Neuropathic pain is an invisible illness and can affect anyone at any age. I look really, really healthy, able- bodied and young. I experience a lot of ageism, even within the health care system – it’s very frustrating. I’ve had to fight for my rights a lot. Unfortunately, I find that it’s usually when I’m not feeling well. When I feel like I can’t fight, when I’m in a lot of pain - that’s when I need people to support me and believe me.
If anything, this experience has made me stronger and in a sense, I’m grateful for having had to struggle with this. The wisdom and strength I’ve gained from this is invaluable – I would never be the person I am without this having happened.
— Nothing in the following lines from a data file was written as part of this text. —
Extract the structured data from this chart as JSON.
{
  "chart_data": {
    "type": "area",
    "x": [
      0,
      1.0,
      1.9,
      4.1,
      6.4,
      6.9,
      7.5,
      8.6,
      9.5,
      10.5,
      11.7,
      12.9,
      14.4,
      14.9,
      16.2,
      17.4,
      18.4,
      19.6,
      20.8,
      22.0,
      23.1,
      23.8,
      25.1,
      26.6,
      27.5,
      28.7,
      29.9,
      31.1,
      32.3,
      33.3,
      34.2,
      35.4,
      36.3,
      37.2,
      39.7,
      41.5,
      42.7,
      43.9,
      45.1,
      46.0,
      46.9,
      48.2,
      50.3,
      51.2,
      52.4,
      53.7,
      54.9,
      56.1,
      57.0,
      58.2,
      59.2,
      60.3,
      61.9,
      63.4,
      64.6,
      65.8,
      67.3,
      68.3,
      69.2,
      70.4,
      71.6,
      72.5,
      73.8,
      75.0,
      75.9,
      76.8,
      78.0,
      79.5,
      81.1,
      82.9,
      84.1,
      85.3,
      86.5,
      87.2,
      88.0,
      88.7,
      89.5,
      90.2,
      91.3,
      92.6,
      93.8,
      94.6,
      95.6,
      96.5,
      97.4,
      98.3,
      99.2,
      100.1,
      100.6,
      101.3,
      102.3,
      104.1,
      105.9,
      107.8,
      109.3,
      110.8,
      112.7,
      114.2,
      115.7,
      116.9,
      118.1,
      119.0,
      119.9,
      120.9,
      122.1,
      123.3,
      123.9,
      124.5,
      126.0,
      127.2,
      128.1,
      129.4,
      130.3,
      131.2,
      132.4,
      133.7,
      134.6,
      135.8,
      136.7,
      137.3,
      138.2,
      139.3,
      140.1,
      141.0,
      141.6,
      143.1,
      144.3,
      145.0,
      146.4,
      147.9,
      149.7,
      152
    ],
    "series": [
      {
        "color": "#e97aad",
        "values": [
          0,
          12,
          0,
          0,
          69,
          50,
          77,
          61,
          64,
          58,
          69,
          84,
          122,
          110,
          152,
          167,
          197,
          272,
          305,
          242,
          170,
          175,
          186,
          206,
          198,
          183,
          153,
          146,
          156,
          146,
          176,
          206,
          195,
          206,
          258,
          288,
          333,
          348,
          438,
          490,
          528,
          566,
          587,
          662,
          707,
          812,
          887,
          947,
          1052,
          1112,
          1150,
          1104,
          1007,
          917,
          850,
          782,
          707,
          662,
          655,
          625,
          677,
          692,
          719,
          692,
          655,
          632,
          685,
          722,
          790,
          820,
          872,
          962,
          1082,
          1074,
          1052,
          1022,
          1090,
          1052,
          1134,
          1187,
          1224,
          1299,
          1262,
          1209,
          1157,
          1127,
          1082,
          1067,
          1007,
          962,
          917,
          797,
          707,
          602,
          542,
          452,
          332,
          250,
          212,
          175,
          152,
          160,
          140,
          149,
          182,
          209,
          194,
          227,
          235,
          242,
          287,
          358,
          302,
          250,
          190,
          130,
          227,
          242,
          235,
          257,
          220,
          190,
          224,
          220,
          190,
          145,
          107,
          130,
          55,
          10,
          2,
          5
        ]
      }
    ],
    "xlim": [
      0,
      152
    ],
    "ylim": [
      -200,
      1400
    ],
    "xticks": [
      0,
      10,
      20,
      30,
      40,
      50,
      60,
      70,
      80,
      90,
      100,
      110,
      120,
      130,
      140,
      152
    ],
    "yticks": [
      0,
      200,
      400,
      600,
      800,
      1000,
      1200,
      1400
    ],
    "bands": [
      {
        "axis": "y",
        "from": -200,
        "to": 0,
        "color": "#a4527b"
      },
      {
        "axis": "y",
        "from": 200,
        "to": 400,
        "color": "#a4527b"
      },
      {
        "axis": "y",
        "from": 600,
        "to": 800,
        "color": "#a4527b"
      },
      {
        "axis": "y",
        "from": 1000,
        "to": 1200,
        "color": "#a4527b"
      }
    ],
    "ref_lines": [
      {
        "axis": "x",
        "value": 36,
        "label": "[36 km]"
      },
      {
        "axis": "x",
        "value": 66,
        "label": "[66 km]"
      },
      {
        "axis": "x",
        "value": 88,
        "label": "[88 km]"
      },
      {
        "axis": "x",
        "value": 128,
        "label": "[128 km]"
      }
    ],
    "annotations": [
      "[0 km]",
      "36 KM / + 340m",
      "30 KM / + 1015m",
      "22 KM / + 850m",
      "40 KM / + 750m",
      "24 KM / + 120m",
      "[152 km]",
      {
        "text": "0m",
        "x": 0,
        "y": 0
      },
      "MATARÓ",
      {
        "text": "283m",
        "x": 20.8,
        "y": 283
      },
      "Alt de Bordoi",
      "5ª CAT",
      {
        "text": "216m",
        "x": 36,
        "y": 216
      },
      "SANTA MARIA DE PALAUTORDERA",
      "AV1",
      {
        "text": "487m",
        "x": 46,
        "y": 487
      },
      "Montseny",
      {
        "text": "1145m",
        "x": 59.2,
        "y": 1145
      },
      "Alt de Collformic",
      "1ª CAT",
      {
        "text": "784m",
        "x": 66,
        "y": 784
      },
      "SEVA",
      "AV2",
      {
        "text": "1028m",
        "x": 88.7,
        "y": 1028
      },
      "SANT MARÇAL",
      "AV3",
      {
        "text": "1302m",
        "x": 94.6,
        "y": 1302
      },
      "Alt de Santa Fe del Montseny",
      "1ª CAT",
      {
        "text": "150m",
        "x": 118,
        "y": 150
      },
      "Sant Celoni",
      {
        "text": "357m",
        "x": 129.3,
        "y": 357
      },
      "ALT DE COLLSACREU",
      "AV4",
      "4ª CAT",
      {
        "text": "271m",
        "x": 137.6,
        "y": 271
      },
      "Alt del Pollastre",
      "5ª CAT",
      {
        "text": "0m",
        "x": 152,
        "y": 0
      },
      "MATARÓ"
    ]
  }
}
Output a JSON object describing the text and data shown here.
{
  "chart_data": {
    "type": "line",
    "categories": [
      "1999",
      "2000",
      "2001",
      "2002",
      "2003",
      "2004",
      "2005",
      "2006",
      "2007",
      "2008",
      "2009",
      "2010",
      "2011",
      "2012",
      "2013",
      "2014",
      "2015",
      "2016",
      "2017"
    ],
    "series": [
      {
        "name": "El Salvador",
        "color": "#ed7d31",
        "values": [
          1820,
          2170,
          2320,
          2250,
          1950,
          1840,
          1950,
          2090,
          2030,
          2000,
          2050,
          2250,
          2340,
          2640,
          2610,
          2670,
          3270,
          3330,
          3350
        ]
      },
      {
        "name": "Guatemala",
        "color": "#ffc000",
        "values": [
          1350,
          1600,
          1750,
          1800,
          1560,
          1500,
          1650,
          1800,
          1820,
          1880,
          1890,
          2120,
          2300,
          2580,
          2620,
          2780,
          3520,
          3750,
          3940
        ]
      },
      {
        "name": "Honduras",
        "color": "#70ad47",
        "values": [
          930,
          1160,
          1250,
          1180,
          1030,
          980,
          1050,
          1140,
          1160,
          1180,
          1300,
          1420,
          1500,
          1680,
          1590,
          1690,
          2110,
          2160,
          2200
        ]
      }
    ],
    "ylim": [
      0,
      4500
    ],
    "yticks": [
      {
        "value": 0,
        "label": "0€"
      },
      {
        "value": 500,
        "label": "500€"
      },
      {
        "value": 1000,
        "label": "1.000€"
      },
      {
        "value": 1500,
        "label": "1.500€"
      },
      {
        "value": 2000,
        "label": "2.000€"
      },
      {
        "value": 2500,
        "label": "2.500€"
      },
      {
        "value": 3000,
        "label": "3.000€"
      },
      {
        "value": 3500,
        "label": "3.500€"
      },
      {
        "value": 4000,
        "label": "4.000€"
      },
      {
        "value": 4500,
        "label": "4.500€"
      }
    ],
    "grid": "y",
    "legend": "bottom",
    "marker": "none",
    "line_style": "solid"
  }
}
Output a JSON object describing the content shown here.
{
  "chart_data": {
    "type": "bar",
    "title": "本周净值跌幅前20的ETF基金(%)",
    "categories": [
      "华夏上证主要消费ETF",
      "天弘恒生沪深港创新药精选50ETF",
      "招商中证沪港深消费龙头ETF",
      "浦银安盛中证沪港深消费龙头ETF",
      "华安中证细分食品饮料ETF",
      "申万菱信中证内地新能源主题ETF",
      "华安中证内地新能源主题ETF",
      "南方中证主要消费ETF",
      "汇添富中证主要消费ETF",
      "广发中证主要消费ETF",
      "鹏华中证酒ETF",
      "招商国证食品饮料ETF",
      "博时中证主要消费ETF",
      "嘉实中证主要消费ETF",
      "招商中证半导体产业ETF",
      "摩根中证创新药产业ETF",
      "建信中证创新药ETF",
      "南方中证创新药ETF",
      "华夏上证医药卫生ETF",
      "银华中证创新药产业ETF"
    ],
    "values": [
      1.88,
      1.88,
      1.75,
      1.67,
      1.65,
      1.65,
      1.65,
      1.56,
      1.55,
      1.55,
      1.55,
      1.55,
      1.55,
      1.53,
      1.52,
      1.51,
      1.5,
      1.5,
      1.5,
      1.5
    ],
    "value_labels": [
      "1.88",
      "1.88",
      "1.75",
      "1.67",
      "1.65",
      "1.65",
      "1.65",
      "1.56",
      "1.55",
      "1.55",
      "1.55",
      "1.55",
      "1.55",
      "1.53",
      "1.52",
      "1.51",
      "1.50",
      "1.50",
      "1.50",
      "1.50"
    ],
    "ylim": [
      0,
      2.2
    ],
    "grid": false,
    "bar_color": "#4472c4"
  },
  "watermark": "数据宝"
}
My advice for anyone newly diagnosed with neuropathic pain?
- You are not alone. There are resources out there. There is a huge community out there if you’re looking for support. Find a pain clinic and get connected – they will understand what you’re going through the best. They are the ones who can answer your questions.
- I’ve been through a lot of hard things in life – but it always seems to get better. Six months ago, I was lying in the hospital with tendons hanging out of my arm. I was hooked up to all kinds of things. I thought I was going to lose my limb because of an infection. Now, I’m healthy, I’m running and preparing to do a 10K. I never thought I’d be able to run again for the rest of my life.
- You don’t know what’s going to happen. That’s what I tell myself in moments of despair. I know how quickly things can go from good to bad – but it works the other way too. You might have to deal with something for the rest of your life, but that doesn’t mean life is over. I still do everything I want to do, though I might have changed how I do it, or the way that I think about it.
- I would not be here today if it wasn’t for the support of my amazing friends, family and the fantastic community I surround myself with. You will have people who will be there to support you, but it is also up to you to reach out and ask for what you need.